When the oaks and other species of older trees die, red maples will replace them, Abrams said. In some spots, that has already happened.
This is all the more remarkable, he said, because the red maple, though versatile, is not especially robust. In the conventional terms of plant physiology, the faster a plant converts sunlight to energy and the better it is at sucking up nutrients, adapting to drought and "breathing" efficiently, the better it can compete with other plants.
The red maple is not particularly good at any of these; it is "toward the low side of average" in such measures, Abrams said. "It's leading me to believe that studies at the physiological level don't tell us very much about the ecological success" of a plant, he said.
The red maple advertises itself partly by the bright, silvery color of its smaller branches and its saplings and by the smooth gray bark of a mature tree's trunk (much like that of a beech). Its leaf shape is classic maple, with three to five serrated lobes attached to a long, slender red stalk.
Seeing red
It usually has something red about it in any season. Its leaves in fall are a brilliant scarlet or crimson. Many of the tree's twigs are red, especially in late summer and fall, as are its buds in winter and its flowers in spring.
From the flowers sprout long, drooping red stalks to which the whirlybird seeds are attached. All of this adds up to a kind of beauty that, along with the tree's ability to grow almost anywhere, has made it a favorite shade tree in the suburbs. It can grow to 100 feet tall or more, with a trunk three or four feet thick, and lives for up to 250 years. Old trees have rougher bark.

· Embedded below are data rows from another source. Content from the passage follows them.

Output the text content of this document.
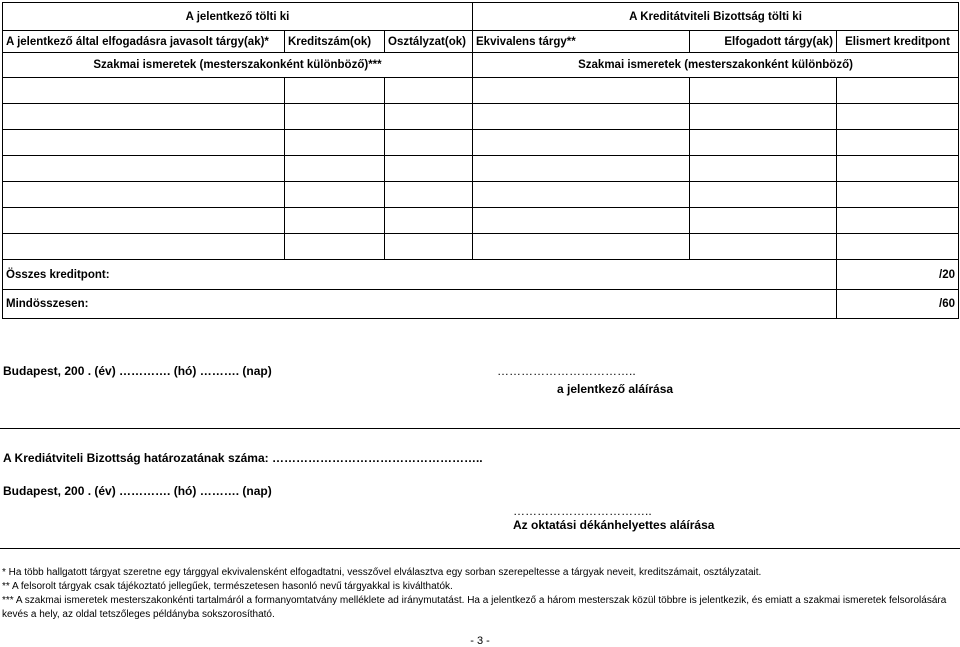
A jelentkező tölti ki			A Kreditátviteli Bizottság tölti ki		
A jelentkező által elfogadásra javasolt tárgy(ak)*	Kreditszám(ok)	Osztályzat(ok)	Ekvivalens tárgy**	Elfogadott tárgy(ak)	Elismert kreditpont
Szakmai ismeretek (mesterszakonként különböző)***			Szakmai ismeretek (mesterszakonként különböző)		

Összes kreditpont:					/20
Mindösszesen:					/60
Budapest, 200 . (év) …………. (hó) ………. (nap)	……………………………..
a jelentkező aláírása
A Krediátviteli Bizottság határozatának száma: ……………………………………………..
Budapest, 200 . (év) …………. (hó) ………. (nap)
……………………………..
Az oktatási dékánhelyettes aláírása
* Ha több hallgatott tárgyat szeretne egy tárggyal ekvivalensként elfogadtatni, vesszővel elválasztva egy sorban szerepeltesse a tárgyak neveit, kreditszámait, osztályzatait.
** A felsorolt tárgyak csak tájékoztató jellegűek, természetesen hasonló nevű tárgyakkal is kiválthatók.
*** A szakmai ismeretek mesterszakonkénti tartalmáról a formanyomtatvány melléklete ad iránymutatást. Ha a jelentkező a három mesterszak közül többre is jelentkezik, és emiatt a szakmai ismeretek felsorolására
kevés a hely, az oldal tetszőleges példányba sokszorosítható.
- 3 -
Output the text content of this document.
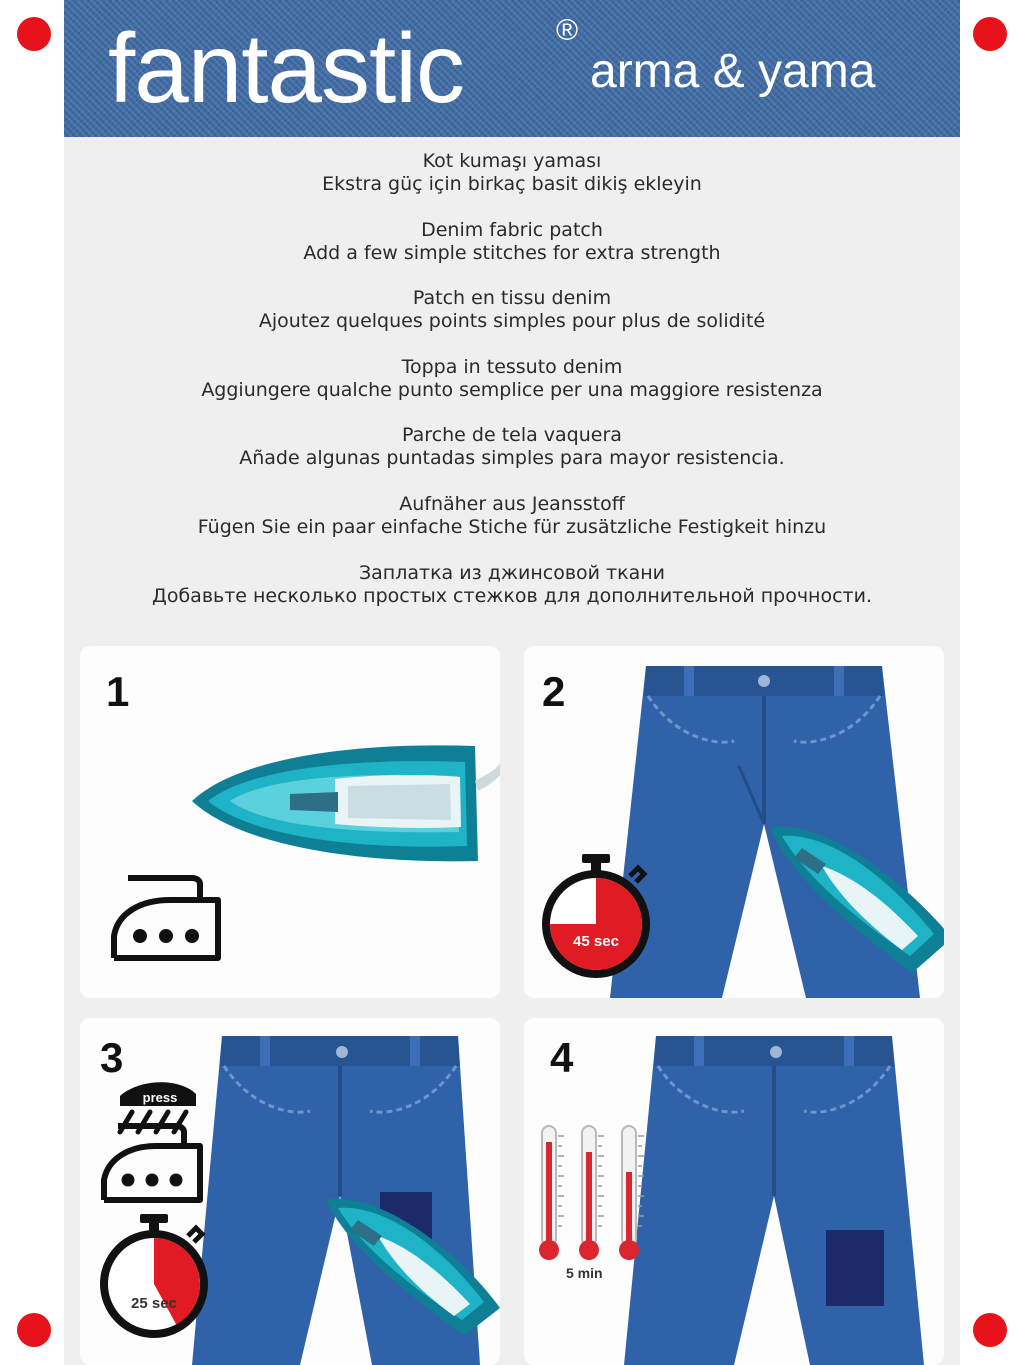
fantastic	®
arma & yama
Kot kumaşı yaması
Ekstra güç için birkaç basit dikiş ekleyin
Denim fabric patch
Add a few simple stitches for extra strength
Patch en tissu denim
Ajoutez quelques points simples pour plus de solidité
Toppa in tessuto denim
Aggiungere qualche punto semplice per una maggiore resistenza
Parche de tela vaquera
Añade algunas puntadas simples para mayor resistencia.
Aufnäher aus Jeansstoff
Fügen Sie ein paar einfache Stiche für zusätzliche Festigkeit hinzu
Заплатка из джинсовой ткани
Добавьте несколько простых стежков для дополнительной прочности.
1	2
45 sec
3
press
25 sec
4
5 min
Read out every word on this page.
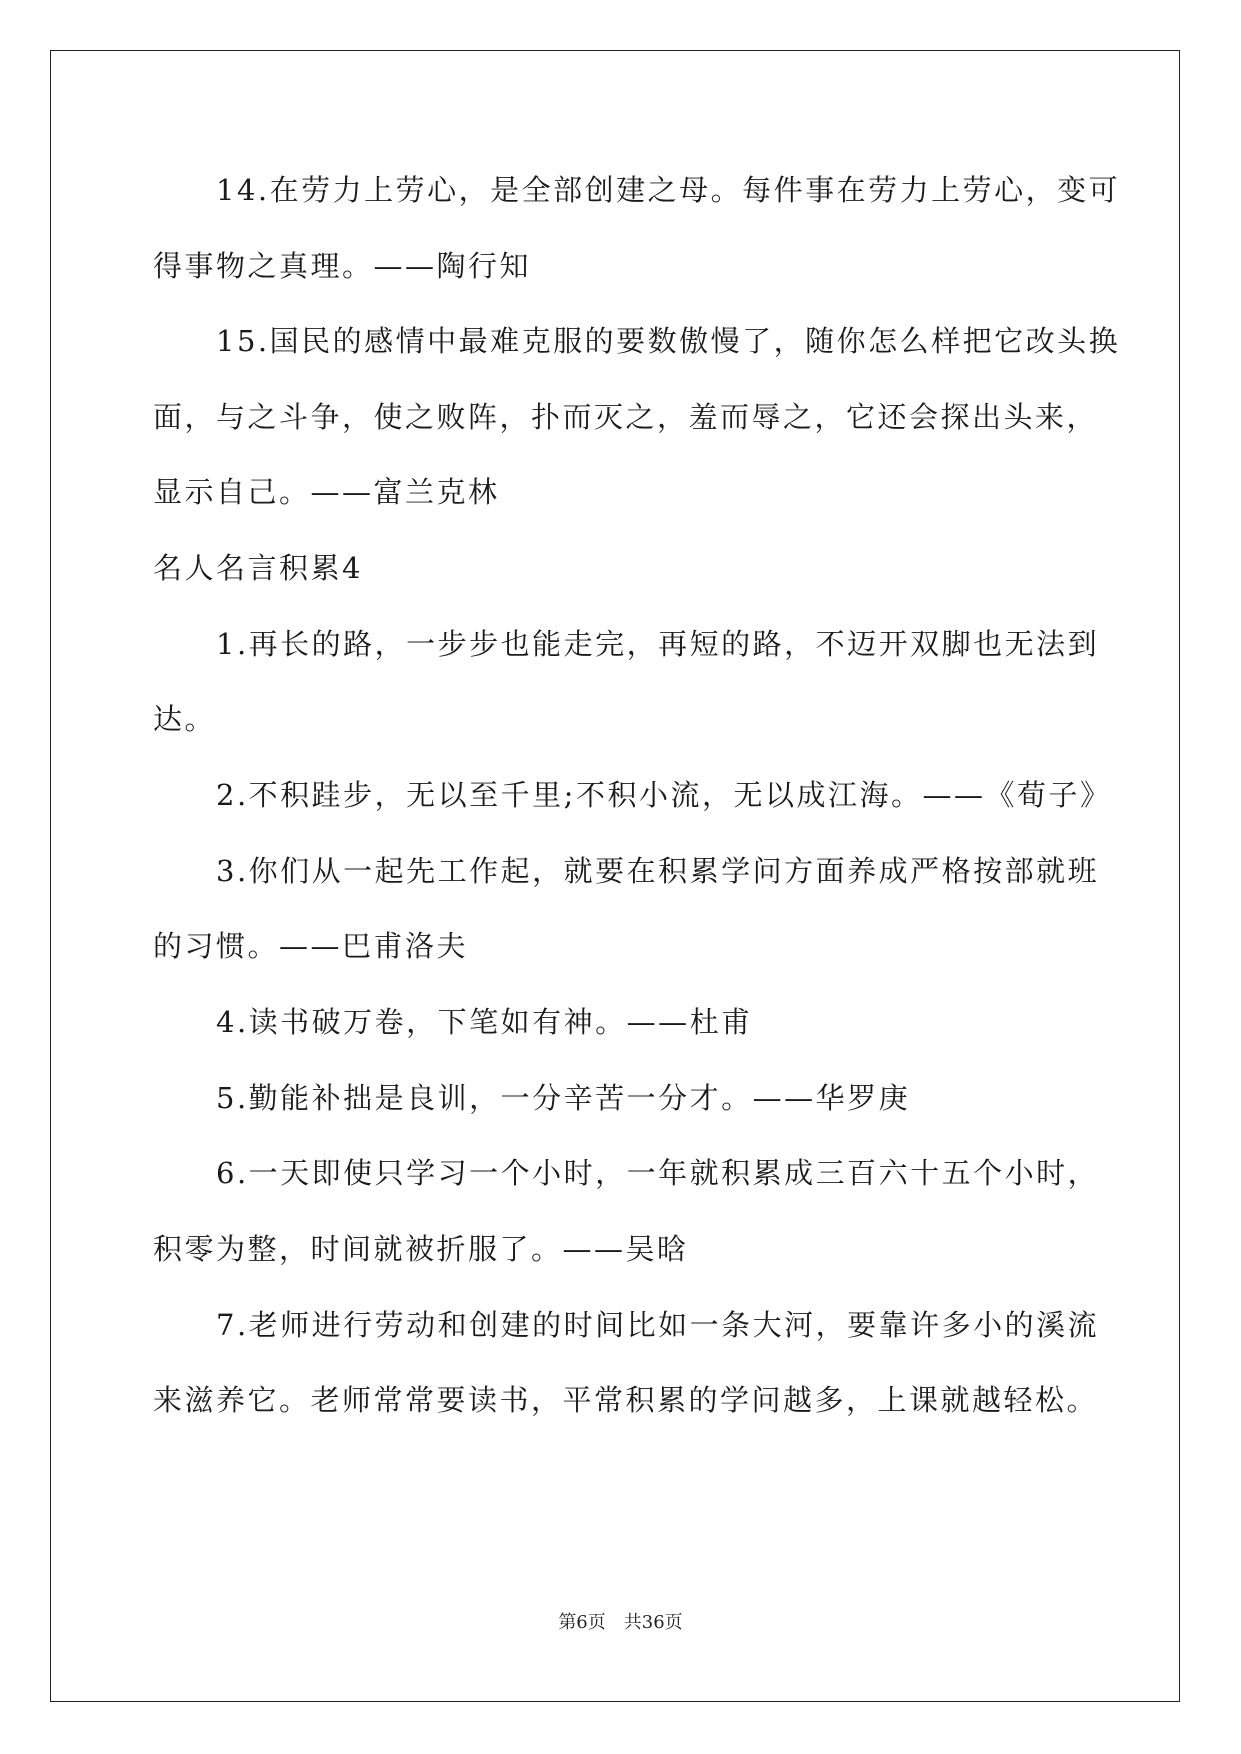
　　14.在劳力上劳心，是全部创建之母。每件事在劳力上劳心，变可
得事物之真理。——陶行知
　　15.国民的感情中最难克服的要数傲慢了，随你怎么样把它改头换
面，与之斗争，使之败阵，扑而灭之，羞而辱之，它还会探出头来，
显示自己。——富兰克林
名人名言积累4
　　1.再长的路，一步步也能走完，再短的路，不迈开双脚也无法到
达。
　　2.不积跬步，无以至千里;不积小流，无以成江海。——《荀子》
　　3.你们从一起先工作起，就要在积累学问方面养成严格按部就班
的习惯。——巴甫洛夫
　　4.读书破万卷，下笔如有神。——杜甫
　　5.勤能补拙是良训，一分辛苦一分才。——华罗庚
　　6.一天即使只学习一个小时，一年就积累成三百六十五个小时，
积零为整，时间就被折服了。——吴晗
　　7.老师进行劳动和创建的时间比如一条大河，要靠许多小的溪流
来滋养它。老师常常要读书，平常积累的学问越多，上课就越轻松。
第6页 共36页
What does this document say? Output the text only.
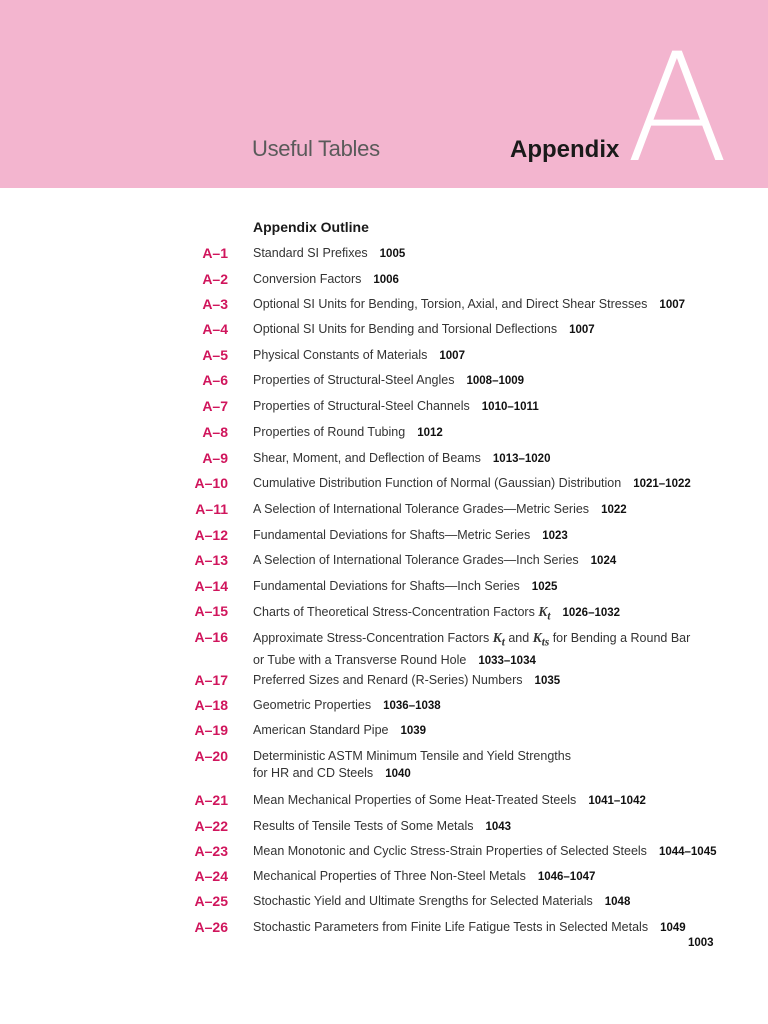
Useful Tables	Appendix A
Appendix Outline
A–1 Standard SI Prefixes 1005
A–2 Conversion Factors 1006
A–3 Optional SI Units for Bending, Torsion, Axial, and Direct Shear Stresses 1007
A–4 Optional SI Units for Bending and Torsional Deflections 1007
A–5 Physical Constants of Materials 1007
A–6 Properties of Structural-Steel Angles 1008–1009
A–7 Properties of Structural-Steel Channels 1010–1011
A–8 Properties of Round Tubing 1012
A–9 Shear, Moment, and Deflection of Beams 1013–1020
A–10 Cumulative Distribution Function of Normal (Gaussian) Distribution 1021–1022
A–11 A Selection of International Tolerance Grades—Metric Series 1022
A–12 Fundamental Deviations for Shafts—Metric Series 1023
A–13 A Selection of International Tolerance Grades—Inch Series 1024
A–14 Fundamental Deviations for Shafts—Inch Series 1025
A–15 Charts of Theoretical Stress-Concentration Factors $K_t$ 1026–1032
A–16 Approximate Stress-Concentration Factors $K_t$ and $K_{ts}$ for Bending a Round Bar
or Tube with a Transverse Round Hole 1033–1034
A–17 Preferred Sizes and Renard (R-Series) Numbers 1035
A–18 Geometric Properties 1036–1038
A–19 American Standard Pipe 1039
A–20 Deterministic ASTM Minimum Tensile and Yield Strengths
for HR and CD Steels 1040
A–21 Mean Mechanical Properties of Some Heat-Treated Steels 1041–1042
A–22 Results of Tensile Tests of Some Metals 1043
A–23 Mean Monotonic and Cyclic Stress-Strain Properties of Selected Steels 1044–1045
A–24 Mechanical Properties of Three Non-Steel Metals 1046–1047
A–25 Stochastic Yield and Ultimate Srengths for Selected Materials 1048
A–26 Stochastic Parameters from Finite Life Fatigue Tests in Selected Metals 1049
1003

Historically, the red maple was found throughout most of the Eastern United States, and was the country's most widely distributed maple. In any given locality, however, it was a minor ecological player, limited mostly to flood plains, wet, low-lying woodlands and swamps.
It has not been considered as valuable a timber tree as other hardwoods, since its wood weighs about the same but is only about three-quarters as strong. Even so, Abrams said, the red maple's increasing abundance is forcing the timber industry to adapt. "Nobody is very happy about it," he said, "but it is replacing much more valuable hardwood species."
Changing forests
Its rise comes in the midst of a wide variety of other changes in the mixed deciduous-evergreen forests of the East, and particularly in the Northeast, where the forest is resurgent in terms of tree abundance.
What exists today is a remnant of a continuous deciduous band that encircled the earth 10 million years ago. Since then the forest has been disturbed almost constantly, first by the comings and goings of ice ages and then, within the last 10,000 years, by the clearings and burnings of Indians.
What greeted the first European arrivals was not unbroken forest, but rather a mosaic of woodland and oak-studded open stretches. Europeans in the Northeast proceeded to cut over all but about 2 percent of the remaining forest to make way for farms in the 18th and 19th centuries. By the 20th century, farmers were moving en masse to better lands in the Midwest, and the Northeastern forest started to regrow.
But as the forest expanded, its composition changed. Disease reduced the elms and chestnuts to ecological insignificance. Many exotic species from abroad, such as the well-known ailanthus, or tree of heaven, along with the bittersweet, the Norway maple and the Japanese honeysuckle, have invaded parts of the forest.